The IDs and passcodes of the hacked accounts are believed to have been stolen through phishing scams that guide people to fake websites for securities companies, or through the use of malware.

According to the Council of Anti-Phishing Japan based in Tokyo, reports from individuals and companies about phishing emails claiming to be from real securities companies, as well as emails from trying to guide people to fake websites, began increasing in January.

The number of reports from March to April 8 rapidly surged to 17,600.

Such illicit emails seek to heighten recipients’ anxiety by using such terms as “urgent,” “important” and “Your account is going to be unusable. Then they try to guide people to fake websites through online links.

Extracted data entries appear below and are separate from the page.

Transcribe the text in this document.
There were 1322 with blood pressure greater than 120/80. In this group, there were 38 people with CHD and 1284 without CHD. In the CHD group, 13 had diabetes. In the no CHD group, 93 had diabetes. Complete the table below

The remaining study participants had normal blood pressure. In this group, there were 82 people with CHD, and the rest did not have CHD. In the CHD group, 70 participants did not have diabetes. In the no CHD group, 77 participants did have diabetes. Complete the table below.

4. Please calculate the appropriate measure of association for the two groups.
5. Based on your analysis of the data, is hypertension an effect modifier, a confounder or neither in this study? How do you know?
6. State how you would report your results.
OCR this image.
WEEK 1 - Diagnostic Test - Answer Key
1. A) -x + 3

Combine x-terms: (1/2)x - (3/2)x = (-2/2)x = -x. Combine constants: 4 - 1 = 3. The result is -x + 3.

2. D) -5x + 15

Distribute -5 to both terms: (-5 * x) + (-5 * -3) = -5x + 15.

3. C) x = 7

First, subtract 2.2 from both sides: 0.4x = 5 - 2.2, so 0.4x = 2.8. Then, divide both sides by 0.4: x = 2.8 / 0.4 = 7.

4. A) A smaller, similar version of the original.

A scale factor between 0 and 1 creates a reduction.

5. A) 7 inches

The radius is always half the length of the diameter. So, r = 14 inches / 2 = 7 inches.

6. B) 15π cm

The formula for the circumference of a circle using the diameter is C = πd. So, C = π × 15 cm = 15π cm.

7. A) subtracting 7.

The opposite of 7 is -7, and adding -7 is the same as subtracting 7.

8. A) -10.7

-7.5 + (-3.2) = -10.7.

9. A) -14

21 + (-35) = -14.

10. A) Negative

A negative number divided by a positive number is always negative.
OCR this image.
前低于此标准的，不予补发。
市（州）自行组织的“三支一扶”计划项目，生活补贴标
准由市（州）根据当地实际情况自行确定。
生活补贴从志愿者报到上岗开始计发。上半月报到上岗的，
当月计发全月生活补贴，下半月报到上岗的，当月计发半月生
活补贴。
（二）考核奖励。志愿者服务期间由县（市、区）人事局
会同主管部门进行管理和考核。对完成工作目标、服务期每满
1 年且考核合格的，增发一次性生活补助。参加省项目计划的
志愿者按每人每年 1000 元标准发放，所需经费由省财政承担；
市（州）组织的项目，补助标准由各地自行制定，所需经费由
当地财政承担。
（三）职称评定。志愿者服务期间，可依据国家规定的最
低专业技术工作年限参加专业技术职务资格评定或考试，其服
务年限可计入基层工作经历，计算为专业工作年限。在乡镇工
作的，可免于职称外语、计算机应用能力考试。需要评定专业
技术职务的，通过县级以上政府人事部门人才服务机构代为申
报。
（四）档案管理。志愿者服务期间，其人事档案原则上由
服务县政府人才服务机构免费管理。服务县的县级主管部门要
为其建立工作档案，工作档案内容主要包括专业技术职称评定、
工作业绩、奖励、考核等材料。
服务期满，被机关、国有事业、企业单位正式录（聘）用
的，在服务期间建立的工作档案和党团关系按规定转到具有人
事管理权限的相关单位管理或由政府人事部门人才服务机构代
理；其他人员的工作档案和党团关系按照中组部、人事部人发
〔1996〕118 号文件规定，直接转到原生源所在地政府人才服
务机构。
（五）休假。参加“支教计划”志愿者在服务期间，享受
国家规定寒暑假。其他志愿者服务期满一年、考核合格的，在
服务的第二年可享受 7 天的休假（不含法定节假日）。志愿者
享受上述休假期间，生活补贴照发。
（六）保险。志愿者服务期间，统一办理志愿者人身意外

“Such emails contain tricks to slip through security systems,” said Yukimi Sota, chief security evangelist of the Japanese unit of Proofpoint Inc., a major email security service company.

The fake websites use graphics copied from securities companies’ actual sites. “It’s very difficult to distinguish between them,” an official of the anti-phishing council said.

“We want people to thoroughly observe these guidelines: never open links in emails or texts, and conduct transactions only via bookmarked genuine sites or official apps,” the council said, calling on investors to be careful.

Strengthening countermeasures

Securities companies have been enhancing their countermeasures.

On March 23, Rakuten Securities launched a system of risk-based authentication that requires an additional stage of identification if an account is accessed from a computer terminal that is not the one usually used by the account holder.

Also, many securities companies have introduced multifactor authentications, such as the input of one-time passwords in addition to IDs and ordinary passwords, or identifying users through the computer terminal being used. The companies strongly recommend that clients use the additional systems.

However, an official in the securities industry said: “In securities transactions, a swift decision can affect the results. So, there are clients who dislike the increase of one more step.”

As damage from the scams has grown, the Japan Securities Dealers Association this month began discussing revisions of its guidelines to prevent illegal access, with the enhancement of multifactor authentication in mind.

An official of the association said, “They are unprecedented incidents. We shall find out what are happening and consider countermeasures which can make clients conduct transactions with a sense of security.”